Portland cement concrete used for rapid pavement repair applications must meet minimum standards of strength and durability before the pavement can be opened to traffic. Concrete mixtures for such applications typically require a high cement content, low water cement ratio, and a high dosage of accelerating admixtures. The direct experience of state transportation departments, including the Michigan department of transportation (MDOT) has been that high-early strength concrete mixtures (HESC) exhibit sound strength properties but, fall short in long-term performance, resulting in the deterioration of the pavement. SEM graphs have shown excessive micro-cracking in the cement matrix due to high shrinkage strains as a result of the early heat of hydration.
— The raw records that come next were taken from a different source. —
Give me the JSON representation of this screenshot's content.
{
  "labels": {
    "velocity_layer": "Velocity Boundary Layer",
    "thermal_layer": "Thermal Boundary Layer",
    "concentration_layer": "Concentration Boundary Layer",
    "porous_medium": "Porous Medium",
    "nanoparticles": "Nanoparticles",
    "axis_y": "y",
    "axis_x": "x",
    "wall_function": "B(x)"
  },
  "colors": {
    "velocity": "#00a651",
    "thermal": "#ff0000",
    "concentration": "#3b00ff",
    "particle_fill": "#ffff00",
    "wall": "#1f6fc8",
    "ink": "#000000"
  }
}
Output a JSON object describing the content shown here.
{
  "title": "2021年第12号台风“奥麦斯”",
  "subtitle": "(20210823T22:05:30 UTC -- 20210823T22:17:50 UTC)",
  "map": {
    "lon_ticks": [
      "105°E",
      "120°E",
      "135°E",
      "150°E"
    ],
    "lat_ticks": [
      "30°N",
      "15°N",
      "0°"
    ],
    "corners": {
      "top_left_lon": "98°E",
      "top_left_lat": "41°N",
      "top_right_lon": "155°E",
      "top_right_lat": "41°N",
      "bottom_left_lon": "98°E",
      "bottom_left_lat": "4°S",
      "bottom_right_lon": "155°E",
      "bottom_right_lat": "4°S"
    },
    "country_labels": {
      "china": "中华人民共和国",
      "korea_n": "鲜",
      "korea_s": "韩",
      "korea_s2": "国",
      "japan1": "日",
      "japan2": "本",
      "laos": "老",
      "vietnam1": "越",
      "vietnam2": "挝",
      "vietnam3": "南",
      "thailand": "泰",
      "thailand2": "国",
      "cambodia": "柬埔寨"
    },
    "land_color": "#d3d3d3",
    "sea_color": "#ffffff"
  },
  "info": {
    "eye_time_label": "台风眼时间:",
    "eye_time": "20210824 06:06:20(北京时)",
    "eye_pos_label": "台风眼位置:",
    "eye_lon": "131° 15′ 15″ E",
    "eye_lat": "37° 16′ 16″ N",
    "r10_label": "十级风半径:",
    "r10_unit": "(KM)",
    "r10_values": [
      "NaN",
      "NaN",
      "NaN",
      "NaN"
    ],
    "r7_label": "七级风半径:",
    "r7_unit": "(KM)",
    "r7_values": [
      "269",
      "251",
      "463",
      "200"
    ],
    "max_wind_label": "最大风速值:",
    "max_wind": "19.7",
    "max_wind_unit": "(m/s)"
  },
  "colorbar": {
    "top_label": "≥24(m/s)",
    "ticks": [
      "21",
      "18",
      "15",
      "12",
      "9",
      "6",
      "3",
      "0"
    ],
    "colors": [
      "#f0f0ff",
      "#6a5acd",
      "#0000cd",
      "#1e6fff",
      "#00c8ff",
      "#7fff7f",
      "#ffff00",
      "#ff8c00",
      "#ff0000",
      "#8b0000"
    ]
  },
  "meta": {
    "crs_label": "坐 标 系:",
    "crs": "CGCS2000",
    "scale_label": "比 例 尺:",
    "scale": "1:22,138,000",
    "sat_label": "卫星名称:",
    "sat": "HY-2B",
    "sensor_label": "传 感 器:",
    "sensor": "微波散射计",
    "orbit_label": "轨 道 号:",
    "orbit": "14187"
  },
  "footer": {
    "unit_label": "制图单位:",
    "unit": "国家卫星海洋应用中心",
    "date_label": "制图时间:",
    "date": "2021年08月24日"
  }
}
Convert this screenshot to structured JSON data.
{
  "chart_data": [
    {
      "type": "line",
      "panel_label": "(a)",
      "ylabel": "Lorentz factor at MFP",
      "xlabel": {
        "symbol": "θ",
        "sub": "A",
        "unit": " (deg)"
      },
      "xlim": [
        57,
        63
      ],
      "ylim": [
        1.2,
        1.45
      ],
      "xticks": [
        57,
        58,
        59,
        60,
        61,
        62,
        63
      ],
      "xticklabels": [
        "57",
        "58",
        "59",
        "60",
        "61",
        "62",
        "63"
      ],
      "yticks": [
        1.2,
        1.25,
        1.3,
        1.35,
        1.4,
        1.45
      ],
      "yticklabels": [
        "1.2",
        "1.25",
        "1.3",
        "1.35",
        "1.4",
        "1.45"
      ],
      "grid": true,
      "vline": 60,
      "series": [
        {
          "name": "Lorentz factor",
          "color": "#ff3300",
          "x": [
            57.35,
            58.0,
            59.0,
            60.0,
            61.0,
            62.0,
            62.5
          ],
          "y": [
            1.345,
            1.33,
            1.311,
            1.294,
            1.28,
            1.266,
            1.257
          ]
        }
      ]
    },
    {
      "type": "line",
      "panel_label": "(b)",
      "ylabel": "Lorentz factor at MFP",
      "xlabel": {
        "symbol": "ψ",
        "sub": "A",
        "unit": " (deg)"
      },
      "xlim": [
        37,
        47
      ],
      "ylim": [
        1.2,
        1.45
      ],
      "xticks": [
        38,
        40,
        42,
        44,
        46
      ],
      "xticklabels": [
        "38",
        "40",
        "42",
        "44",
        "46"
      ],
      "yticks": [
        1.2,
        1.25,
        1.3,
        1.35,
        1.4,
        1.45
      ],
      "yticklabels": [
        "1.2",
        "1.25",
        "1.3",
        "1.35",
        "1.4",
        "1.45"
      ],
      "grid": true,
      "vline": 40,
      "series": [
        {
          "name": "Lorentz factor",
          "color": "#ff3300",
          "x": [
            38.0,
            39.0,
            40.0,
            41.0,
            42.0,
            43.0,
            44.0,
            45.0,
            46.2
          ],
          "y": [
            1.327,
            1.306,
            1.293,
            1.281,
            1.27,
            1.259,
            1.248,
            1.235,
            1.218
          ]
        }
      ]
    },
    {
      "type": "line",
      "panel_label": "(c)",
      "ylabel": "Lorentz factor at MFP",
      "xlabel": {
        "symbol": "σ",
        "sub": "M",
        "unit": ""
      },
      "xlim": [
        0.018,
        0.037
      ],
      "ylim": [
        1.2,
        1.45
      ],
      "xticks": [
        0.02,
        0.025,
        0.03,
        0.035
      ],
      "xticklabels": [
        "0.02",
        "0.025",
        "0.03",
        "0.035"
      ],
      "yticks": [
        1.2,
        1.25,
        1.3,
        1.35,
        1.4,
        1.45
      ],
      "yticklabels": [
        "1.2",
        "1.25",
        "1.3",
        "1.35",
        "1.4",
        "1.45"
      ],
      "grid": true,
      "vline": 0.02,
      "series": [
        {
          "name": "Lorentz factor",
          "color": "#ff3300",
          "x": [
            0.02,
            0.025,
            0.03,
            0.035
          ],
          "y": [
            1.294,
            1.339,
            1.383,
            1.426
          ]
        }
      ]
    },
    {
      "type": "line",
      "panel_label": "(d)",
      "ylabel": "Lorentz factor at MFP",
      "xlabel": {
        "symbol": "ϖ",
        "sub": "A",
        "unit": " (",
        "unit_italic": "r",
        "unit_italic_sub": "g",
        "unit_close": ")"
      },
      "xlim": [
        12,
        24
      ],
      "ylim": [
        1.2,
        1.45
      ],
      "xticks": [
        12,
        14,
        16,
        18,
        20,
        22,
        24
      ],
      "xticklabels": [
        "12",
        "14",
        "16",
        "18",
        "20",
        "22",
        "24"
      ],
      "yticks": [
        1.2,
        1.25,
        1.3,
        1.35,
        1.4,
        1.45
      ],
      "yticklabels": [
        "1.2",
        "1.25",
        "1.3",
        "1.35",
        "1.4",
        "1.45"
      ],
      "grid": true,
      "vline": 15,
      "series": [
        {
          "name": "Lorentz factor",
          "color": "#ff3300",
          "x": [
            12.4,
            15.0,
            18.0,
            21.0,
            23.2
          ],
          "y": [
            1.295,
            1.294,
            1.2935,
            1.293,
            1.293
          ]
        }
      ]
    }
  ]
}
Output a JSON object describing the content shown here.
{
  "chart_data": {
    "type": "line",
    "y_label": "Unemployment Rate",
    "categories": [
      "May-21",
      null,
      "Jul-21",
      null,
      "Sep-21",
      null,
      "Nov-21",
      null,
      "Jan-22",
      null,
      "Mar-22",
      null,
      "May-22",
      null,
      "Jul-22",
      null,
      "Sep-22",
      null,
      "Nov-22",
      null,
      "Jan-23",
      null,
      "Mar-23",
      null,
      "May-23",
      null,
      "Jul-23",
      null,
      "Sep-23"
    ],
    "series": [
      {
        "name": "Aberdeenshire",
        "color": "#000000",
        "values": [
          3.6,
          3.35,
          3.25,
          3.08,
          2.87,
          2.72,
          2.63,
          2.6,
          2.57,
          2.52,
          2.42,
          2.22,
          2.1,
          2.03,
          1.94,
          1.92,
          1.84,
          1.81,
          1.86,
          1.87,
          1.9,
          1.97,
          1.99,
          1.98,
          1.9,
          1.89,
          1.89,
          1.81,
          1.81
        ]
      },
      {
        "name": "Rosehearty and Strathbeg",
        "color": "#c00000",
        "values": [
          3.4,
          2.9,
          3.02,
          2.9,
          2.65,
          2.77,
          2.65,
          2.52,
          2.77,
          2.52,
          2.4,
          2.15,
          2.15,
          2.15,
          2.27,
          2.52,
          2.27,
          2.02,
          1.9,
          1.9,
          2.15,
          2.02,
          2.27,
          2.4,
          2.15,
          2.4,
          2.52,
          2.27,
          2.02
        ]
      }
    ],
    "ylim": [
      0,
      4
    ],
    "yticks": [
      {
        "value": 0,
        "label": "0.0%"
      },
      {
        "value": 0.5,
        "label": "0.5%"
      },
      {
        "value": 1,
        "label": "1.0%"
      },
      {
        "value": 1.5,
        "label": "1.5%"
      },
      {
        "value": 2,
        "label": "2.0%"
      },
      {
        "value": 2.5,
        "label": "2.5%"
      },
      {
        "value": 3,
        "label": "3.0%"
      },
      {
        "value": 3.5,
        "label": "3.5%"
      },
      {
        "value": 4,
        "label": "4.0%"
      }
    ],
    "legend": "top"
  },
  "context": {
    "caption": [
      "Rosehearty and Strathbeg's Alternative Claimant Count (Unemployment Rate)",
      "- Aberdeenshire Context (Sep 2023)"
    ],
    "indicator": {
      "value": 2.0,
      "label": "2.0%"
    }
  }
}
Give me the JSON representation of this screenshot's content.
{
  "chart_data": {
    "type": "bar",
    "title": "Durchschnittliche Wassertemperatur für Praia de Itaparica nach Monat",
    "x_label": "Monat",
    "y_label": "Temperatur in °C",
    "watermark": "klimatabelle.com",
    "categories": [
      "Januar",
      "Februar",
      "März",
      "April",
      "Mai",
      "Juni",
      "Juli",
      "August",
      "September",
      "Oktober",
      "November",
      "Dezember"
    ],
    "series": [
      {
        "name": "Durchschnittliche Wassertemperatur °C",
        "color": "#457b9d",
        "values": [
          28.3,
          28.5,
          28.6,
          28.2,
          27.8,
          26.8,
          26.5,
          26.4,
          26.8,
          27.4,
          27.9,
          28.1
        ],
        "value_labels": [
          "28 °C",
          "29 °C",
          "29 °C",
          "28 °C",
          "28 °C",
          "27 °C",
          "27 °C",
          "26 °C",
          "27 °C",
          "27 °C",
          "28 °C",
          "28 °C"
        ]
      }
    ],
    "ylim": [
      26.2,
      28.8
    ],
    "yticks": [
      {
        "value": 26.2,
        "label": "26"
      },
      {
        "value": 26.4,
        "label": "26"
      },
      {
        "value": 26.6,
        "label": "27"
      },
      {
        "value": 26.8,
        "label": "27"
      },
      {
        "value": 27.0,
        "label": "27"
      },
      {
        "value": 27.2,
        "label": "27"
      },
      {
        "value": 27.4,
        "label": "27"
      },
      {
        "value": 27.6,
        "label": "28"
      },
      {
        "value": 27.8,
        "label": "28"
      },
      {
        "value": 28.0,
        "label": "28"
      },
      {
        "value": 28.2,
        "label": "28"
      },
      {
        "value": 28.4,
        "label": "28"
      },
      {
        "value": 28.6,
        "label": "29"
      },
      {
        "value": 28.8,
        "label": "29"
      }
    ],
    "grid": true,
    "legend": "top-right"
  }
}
The shrinkage cracking is probably increased due to the rapid gain in elastic modulus (increases restrained shrinkage) and thermal stresses and shrinkage strains (due to high cement content and low water-cement ratio). The rapid strength gain influences the morphology and spacial distribution of hydration products, the less uniform distribution of the hydration products leading to poor permeability characteristics and exposing the cement matrix to inadequate long-term performance characteristics.

With these short comings associated with HESC mixtures it is proposed that processed cellulose fibers be introduced into the mixture to reinforce the cement matrix during its "green" state. It is hypothesized that by the addition of fibers, the cement content can be reduced by 20-25%, thereby elevating the water-cement ratio and reducing the heat of hydration. The slower rate of hydration will allow for an improved distribution of hydration products and subsequently improving permeability characteristics.